Sunday, December 6, 2009

showing my pink underbelly

Daddy said something very interesting to me recently. The more we intertwine, the more conflicted he becomes controlling the vicious sadist that we know lies within and the desire to be incredibly tender to me. I must say, I share the same dilemma.

We have a sick connection...and by that I do not mean the conventional mentally ill type deal rather rap lyrics, off the chain, incredibly soul feeding/sucking; we have a wild mad connection. The intensity is scary. The fact we have just begun to scratch the surface exploring our shared dark side and have reached this fevered pitch leaves me at a loss for words.

We went to my company Christmas party today and I had a hard time introducing him to my co-workers. This is D-D-D..er (insert his real name here______) I know most subs get what I am saying regarding having to refer to their Master by name. I never do it. I choke up on it and it feels unnatural and wrong. Daddy suffered through a mostly boring brunch and managed to charm my work family. They like him. Daddy got to see me in a different light as well, with people that love and respect me. Way different setting that we are accustomed to.

We drove home and I just felt good. There were no awkward silences, or weird moments. I enjoyed the quiet comfort of being together. We click. He is so controlled, I made fun of him for having his hands at ten and two...he obviously paid attention in driver's ed (conversely, I steer with my knee while smoking a cig, chugging a latte, taking notes and talking on the phone.)

Upon arrival at my place, the mood changed. He loves that I objectify myself by wearing revealing outfits, having bleached blond hair, wear stilettos and have stripper pink and white nails. I tend to sexualize every conversation I have and he saw it in action today. He sees me for the born whore that I am and I am beginning to see myself in that way too.

I stripped down and we got under the covers. When he sticks his cock inside me it is like I am a computer and you hit CTL ALT DEL. I am reset.
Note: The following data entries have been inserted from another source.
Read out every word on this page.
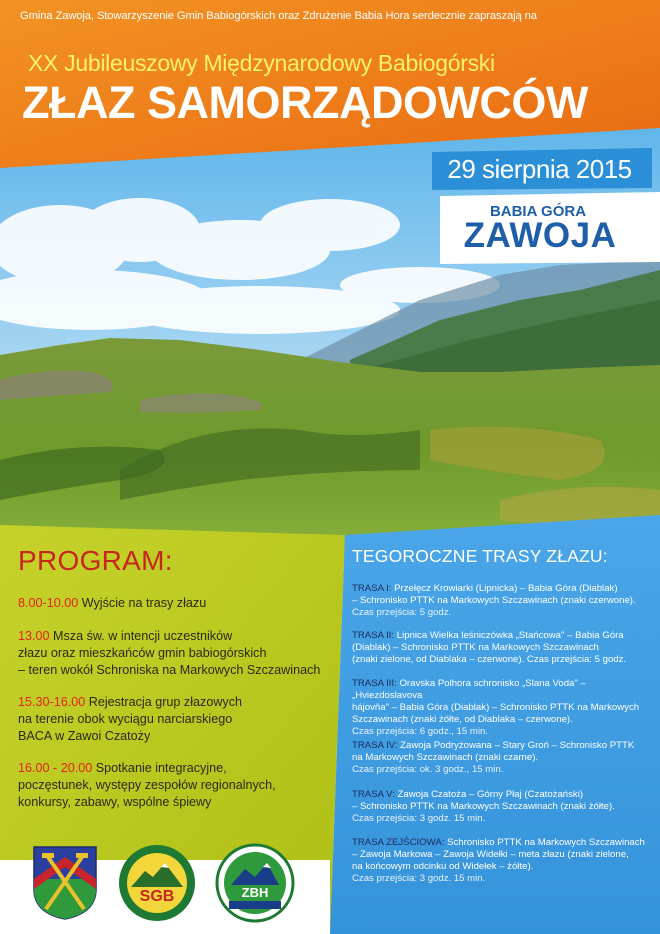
Gmina Zawoja, Stowarzyszenie Gmin Babiogórskich oraz Zdrużenie Babia Hora serdecznie zapraszają na
XX Jubileuszowy Międzynarodowy Babiogórski
ZŁAZ SAMORZĄDOWCÓW
29 sierpnia 2015
BABIA GÓRA
ZAWOJA
PROGRAM:
8.00-10.00 Wyjście na trasy złazu
13.00 Msza św. w intencji uczestników
złazu oraz mieszkańców gmin babiogórskich
– teren wokół Schroniska na Markowych Szczawinach
15.30-16.00 Rejestracja grup złazowych
na terenie obok wyciągu narciarskiego
BACA w Zawoi Czatoży
16.00 - 20.00 Spotkanie integracyjne,
poczęstunek, występy zespołów regionalnych,
konkursy, zabawy, wspólne śpiewy
TEGOROCZNE TRASY ZŁAZU:
TRASA I: Przełęcz Krowiarki (Lipnicka) – Babia Góra (Diablak)
– Schronisko PTTK na Markowych Szczawinach (znaki czerwone).
Czas przejścia: 5 godz.
TRASA II: Lipnica Wielka leśniczówka „Stańcowa" – Babia Góra
(Diablak) – Schronisko PTTK na Markowych Szczawinach
(znaki zielone, od Diablaka – czerwone). Czas przejścia: 5 godz.
TRASA III: Oravska Polhora schronisko „Slana Voda" – „Hviezdoslavova
hájovňa" – Babia Góra (Diablak) – Schronisko PTTK na Markowych
Szczawinach (znaki żółte, od Diablaka – czerwone).
Czas przejścia: 6 godz., 15 min.
TRASA IV: Zawoja Podryżowana – Stary Groń – Schronisko PTTK
na Markowych Szczawinach (znaki czarne).
Czas przejścia: ok. 3 godz., 15 min.
TRASA V: Zawoja Czatoża – Górny Płaj (Czatożański)
– Schronisko PTTK na Markowych Szczawinach (znaki żółte).
Czas przejścia: 3 godz. 15 min.
TRASA ZEJŚCIOWA: Schronisko PTTK na Markowych Szczawinach
– Zawoja Markowa – Zawoja Widełki – meta złazu (znaki zielone,
na końcowym odcinku od Widełek – żółte).
Czas przejścia: 3 godz. 15 min.
SGB	ZBH
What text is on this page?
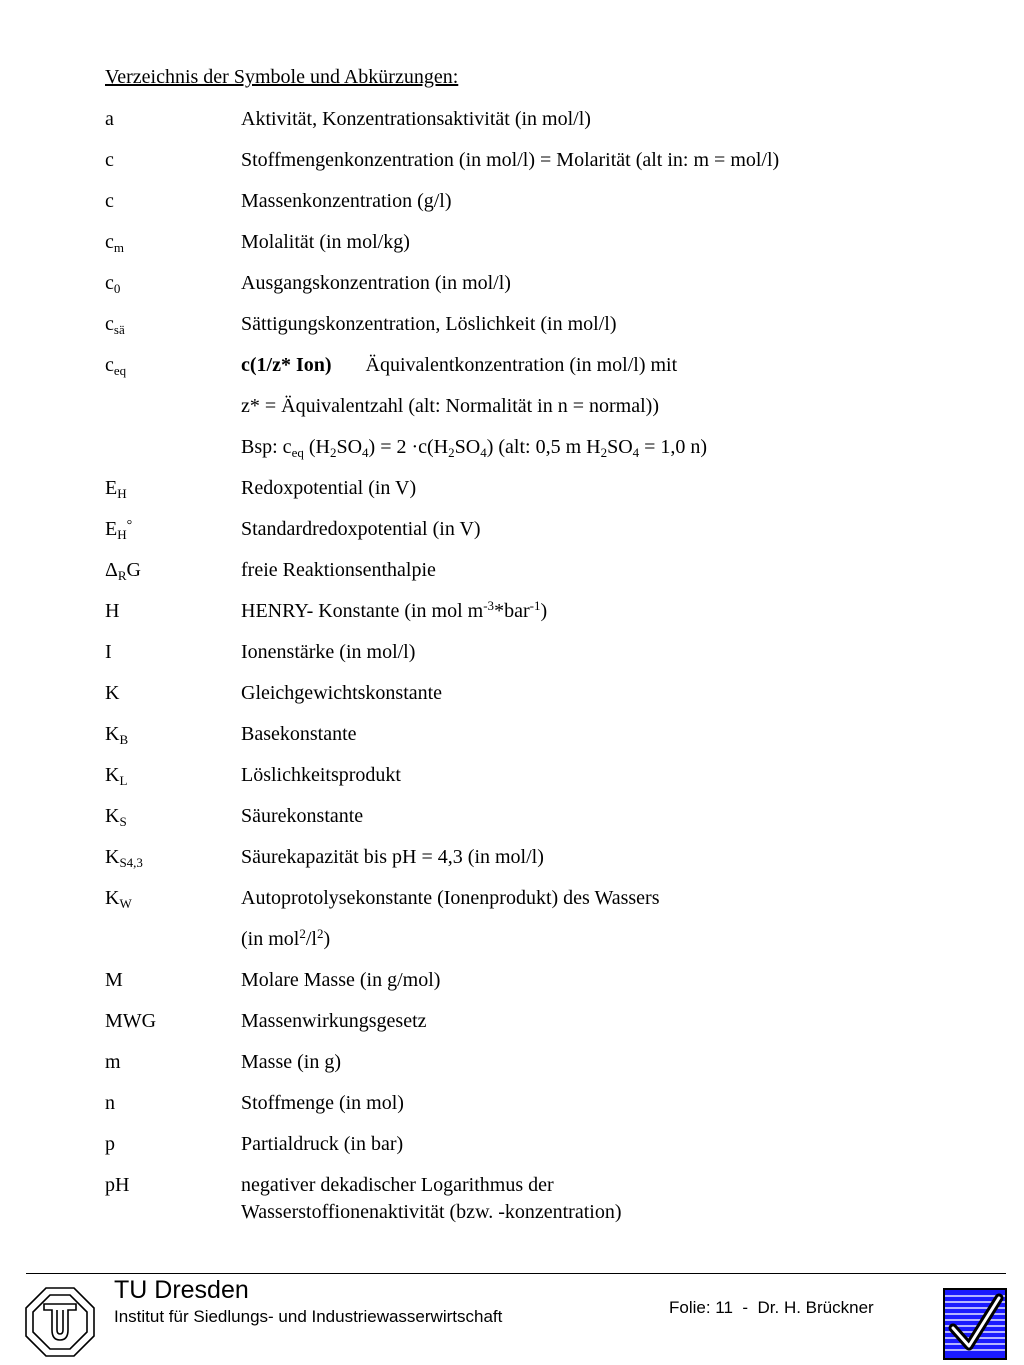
Verzeichnis der Symbole und Abkürzungen:
a	Aktivität, Konzentrationsaktivität (in mol/l)
c	Stoffmengenkonzentration (in mol/l) = Molarität (alt in: m = mol/l)
c	Massenkonzentration (g/l)
$c_m$	Molalität (in mol/kg)
$c_0$	Ausgangskonzentration (in mol/l)
$c_{sä}$	Sättigungskonzentration, Löslichkeit (in mol/l)
$c_{eq}$	c(1/z* Ion) Äquivalentkonzentration (in mol/l) mit
z* = Äquivalentzahl (alt: Normalität in n = normal))
Bsp: $c_{eq}$ $(H_2SO_4) = 2 \cdot c(H_2SO_4)$ (alt: 0,5 m $H_2SO_4 = 1,0$ n)
$E_H$	Redoxpotential (in V)
$E_H^\circ$	Standardredoxpotential (in V)
$\Delta_RG$	freie Reaktionsenthalpie
H	HENRY- Konstante (in mol $m^{-3}*bar^{-1}$)
I	Ionenstärke (in mol/l)
K	Gleichgewichtskonstante
$K_B$	Basekonstante
$K_L$	Löslichkeitsprodukt
$K_S$	Säurekonstante
$K_{S4,3}$	Säurekapazität bis pH = 4,3 (in mol/l)
$K_W$	Autoprotolysekonstante (Ionenprodukt) des Wassers
(in $mol^2/l^2$)
M	Molare Masse (in g/mol)
MWG	Massenwirkungsgesetz
m	Masse (in g)
n	Stoffmenge (in mol)
p	Partialdruck (in bar)
pH	negativer dekadischer Logarithmus der
Wasserstoffionenaktivität (bzw. -konzentration)
TU Dresden
Institut für Siedlungs- und Industriewasserwirtschaft	Folie: 11  -  Dr. H. Brückner
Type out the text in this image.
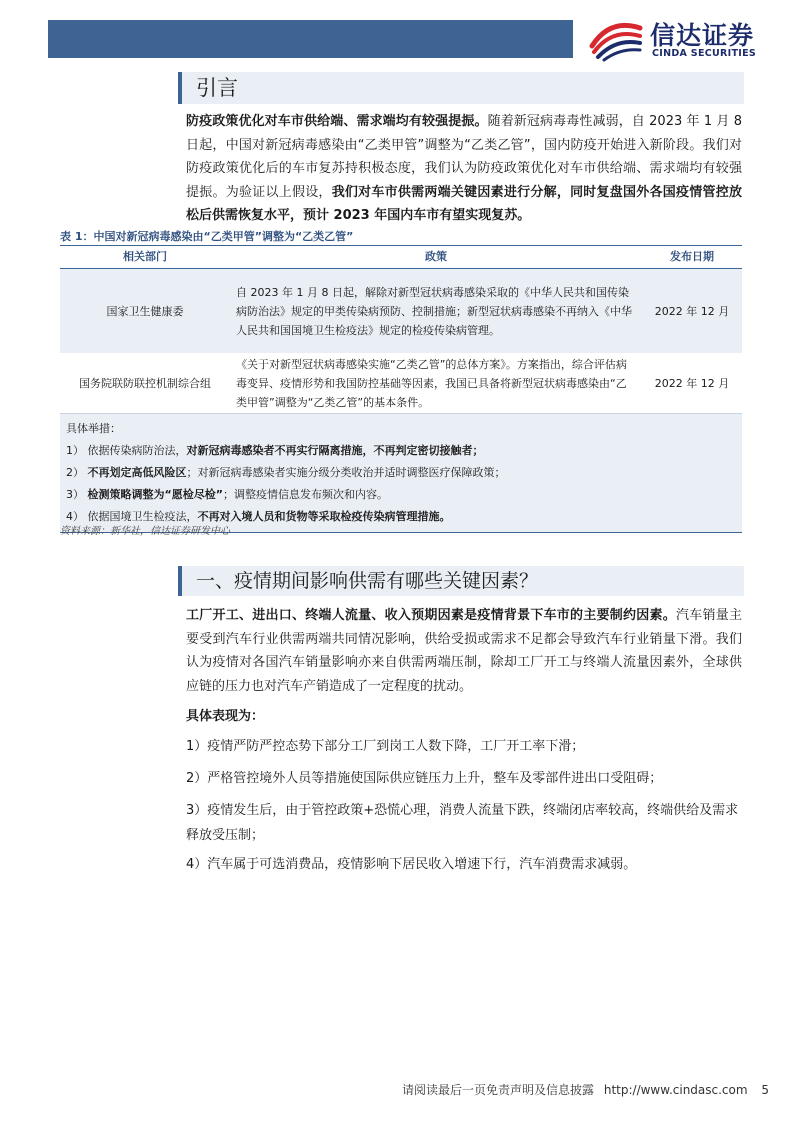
信达证券
CINDA SECURITIES
引言
防疫政策优化对车市供给端、需求端均有较强提振。随着新冠病毒毒性减弱，自 2023 年 1 月 8 日起，中国对新冠病毒感染由“乙类甲管”调整为“乙类乙管”，国内防疫开始进入新阶段。我们对防疫政策优化后的车市复苏持积极态度，我们认为防疫政策优化对车市供给端、需求端均有较强提振。为验证以上假设，我们对车市供需两端关键因素进行分解，同时复盘国外各国疫情管控放松后供需恢复水平，预计 2023 年国内车市有望实现复苏。
表 1：中国对新冠病毒感染由“乙类甲管”调整为“乙类乙管”
相关部门	政策	发布日期
国家卫生健康委
自 2023 年 1 月 8 日起，解除对新型冠状病毒感染采取的《中华人民共和国传染病防治法》规定的甲类传染病预防、控制措施；新型冠状病毒感染不再纳入《中华人民共和国国境卫生检疫法》规定的检疫传染病管理。
2022 年 12 月
国务院联防联控机制综合组
《关于对新型冠状病毒感染实施“乙类乙管”的总体方案》。方案指出，综合评估病毒变异、疫情形势和我国防控基础等因素，我国已具备将新型冠状病毒感染由“乙类甲管”调整为“乙类乙管”的基本条件。
2022 年 12 月
具体举措：
1） 依据传染病防治法，对新冠病毒感染者不再实行隔离措施，不再判定密切接触者；
2） 不再划定高低风险区；对新冠病毒感染者实施分级分类收治并适时调整医疗保障政策；
3） 检测策略调整为“愿检尽检”；调整疫情信息发布频次和内容。
4） 依据国境卫生检疫法，不再对入境人员和货物等采取检疫传染病管理措施。
资料来源：新华社，信达证券研发中心
一、疫情期间影响供需有哪些关键因素？
工厂开工、进出口、终端人流量、收入预期因素是疫情背景下车市的主要制约因素。汽车销量主要受到汽车行业供需两端共同情况影响，供给受损或需求不足都会导致汽车行业销量下滑。我们认为疫情对各国汽车销量影响亦来自供需两端压制，除却工厂开工与终端人流量因素外，全球供应链的压力也对汽车产销造成了一定程度的扰动。
具体表现为：
1）疫情严防严控态势下部分工厂到岗工人数下降，工厂开工率下滑；
2）严格管控境外人员等措施使国际供应链压力上升，整车及零部件进出口受阻碍；
3）疫情发生后，由于管控政策+恐慌心理，消费人流量下跌，终端闭店率较高，终端供给及需求释放受压制；
4）汽车属于可选消费品，疫情影响下居民收入增速下行，汽车消费需求减弱。
请阅读最后一页免责声明及信息披露 http://www.cindasc.com 5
While using his holes he tells me how much he enjoys watching me being the trashy fuckhole I was intended to be. He gets me and I extend my neck to him. The only thing I have of value to offer Daddy is my life. It is his. He stopped fucking me and took his belt off of his pants and slipped it around my neck. He pulled taught on the belt and I struggled for breath as he fucked me hard. I struggled for air while constantly gazing in his eyes. I felt myself blacking out..."I'm going. Oh please Daddy!" Everything started to fade..it is a very odd sensation. All I could focus on was his eyes. I started to cum through the hazy darkness.

He's gone and I am reflecting. When I uttered the words, "oh please Daddy!" was I begging him to stop or begging him to go? I cannot imagine a better way to end things, my neck a gift of my life. My last vision his eyes. My last sensation his lips gently touching mine. Oh PLEASE Daddy.